Se la sig.a Merkel vuole solo i Siriani, perché già "alfabetizzati", un motivo abbiamo capito che c'era: quegli "alfabetizzati", infatti, abbiamo poi saputo essere per in maggioranza, ingegneri, avvocati... borghesi, insomma, che dunque oltre alla preparazione, avevano un minimo di possibilità monetaria per affrontare l'esodo. E un contadino, un operaio, uno spazzino? Dove sono rimasti costoro, dove sono, sono riusciti anche loro a fuggire? Può dunque esserci, in questo, un primo elemento tristemente classista. Come d'altronde - lo ammetteva lo stesso Egidio - era successo in Italia durante l'ultimo conflitto (fatto salvo quello che stiamo vivendo...), quando la Svizzera era la meta di coloro che potevano permetterselo. E anche di coloro che erano geograficamente ben posizionati. Difficilmente, è comprensibile, una famiglia di Bari o di Catanzaro poteva pensare di fuggire in Svizzera, problema, dunque, che si aggiungeva a problema. 

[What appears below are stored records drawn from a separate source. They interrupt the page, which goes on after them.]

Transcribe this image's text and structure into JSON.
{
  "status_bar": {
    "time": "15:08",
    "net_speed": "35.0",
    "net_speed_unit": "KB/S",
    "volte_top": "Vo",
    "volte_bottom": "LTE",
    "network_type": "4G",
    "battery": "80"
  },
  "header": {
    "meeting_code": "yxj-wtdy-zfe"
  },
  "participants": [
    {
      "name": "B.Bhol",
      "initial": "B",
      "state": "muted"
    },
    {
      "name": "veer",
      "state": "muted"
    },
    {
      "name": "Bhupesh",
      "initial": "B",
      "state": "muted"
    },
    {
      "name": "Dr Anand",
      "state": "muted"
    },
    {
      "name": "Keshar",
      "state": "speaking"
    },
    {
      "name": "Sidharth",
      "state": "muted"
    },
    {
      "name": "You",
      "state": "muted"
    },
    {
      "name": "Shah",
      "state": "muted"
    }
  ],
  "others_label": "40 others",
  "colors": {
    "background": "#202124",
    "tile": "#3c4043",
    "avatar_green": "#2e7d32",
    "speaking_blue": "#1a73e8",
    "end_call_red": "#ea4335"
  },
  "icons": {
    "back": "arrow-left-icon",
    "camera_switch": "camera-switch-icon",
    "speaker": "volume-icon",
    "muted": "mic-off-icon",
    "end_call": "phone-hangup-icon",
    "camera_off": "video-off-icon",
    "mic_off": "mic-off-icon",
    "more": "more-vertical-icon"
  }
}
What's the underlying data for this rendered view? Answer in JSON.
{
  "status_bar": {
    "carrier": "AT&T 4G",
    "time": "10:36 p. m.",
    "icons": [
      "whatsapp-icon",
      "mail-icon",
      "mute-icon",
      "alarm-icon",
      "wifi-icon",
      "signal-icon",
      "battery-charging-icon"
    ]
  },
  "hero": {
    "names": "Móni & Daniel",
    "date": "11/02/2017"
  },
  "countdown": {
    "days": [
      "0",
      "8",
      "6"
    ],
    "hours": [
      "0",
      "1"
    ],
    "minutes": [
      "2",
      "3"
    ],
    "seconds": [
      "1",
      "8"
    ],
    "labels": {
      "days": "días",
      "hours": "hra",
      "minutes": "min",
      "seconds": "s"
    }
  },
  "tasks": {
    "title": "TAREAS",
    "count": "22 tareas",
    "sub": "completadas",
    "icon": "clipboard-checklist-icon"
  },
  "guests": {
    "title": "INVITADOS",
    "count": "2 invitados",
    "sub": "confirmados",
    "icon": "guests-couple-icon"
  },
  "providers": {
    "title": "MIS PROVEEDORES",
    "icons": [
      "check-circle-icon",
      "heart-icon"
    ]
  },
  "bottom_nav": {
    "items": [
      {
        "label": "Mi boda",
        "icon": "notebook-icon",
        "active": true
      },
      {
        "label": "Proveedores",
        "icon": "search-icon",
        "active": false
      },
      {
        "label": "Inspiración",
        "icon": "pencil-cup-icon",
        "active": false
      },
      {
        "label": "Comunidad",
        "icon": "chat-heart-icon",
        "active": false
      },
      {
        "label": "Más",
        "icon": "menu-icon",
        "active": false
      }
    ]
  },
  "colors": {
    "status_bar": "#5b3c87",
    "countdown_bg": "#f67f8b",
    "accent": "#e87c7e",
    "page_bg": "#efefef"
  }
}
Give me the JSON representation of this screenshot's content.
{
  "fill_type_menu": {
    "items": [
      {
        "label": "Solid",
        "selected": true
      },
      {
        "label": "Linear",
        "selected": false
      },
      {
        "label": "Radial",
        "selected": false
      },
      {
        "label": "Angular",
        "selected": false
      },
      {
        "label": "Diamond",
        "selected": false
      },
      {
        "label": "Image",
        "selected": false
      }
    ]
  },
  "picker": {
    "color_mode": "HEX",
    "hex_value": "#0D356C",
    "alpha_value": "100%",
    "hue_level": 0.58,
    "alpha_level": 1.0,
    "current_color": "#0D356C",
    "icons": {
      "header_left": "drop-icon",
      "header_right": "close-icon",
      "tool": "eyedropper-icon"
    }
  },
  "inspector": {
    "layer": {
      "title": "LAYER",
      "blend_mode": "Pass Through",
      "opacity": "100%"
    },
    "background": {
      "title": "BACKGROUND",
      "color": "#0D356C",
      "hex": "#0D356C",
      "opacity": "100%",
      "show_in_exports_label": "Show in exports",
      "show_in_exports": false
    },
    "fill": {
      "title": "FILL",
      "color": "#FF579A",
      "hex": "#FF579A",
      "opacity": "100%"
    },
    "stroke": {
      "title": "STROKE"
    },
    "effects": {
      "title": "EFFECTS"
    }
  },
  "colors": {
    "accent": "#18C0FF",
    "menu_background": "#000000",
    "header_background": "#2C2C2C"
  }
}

La mia opinione è che dalle guerre non si fugge, le guerre si combattono (anche noi, adesso, stiamo combattendo la nostra, sebbene in troppi non se ne rendano conto). E ci sono molti modi per combattere una guerra, non soltanto prendere un fucile in mano. Il primo punto è certamente l'opposizione ideologica, la non aderenza al regime. Combattevano i partigiani sui monti, ma anche coloro che facevano le staffette, ma pure coloro che in un qualche sperduto ufficio statale rallentavano l'iter di una pratica magari raccomandata da un gerarca... Ricordo un professore della Sapienza, un grande storico dell'arte, di cui, mi scuso, ora mi sfugge il nome, che raccontava che loro, giovanotti, per opposizione al fascismo avevano deciso di tacere tassativamente, anche tra loro, di qualsiasi conquista femminile avessero fatto. Nel regime "machista", quei ragazzi diciottenni, si opponevano così. 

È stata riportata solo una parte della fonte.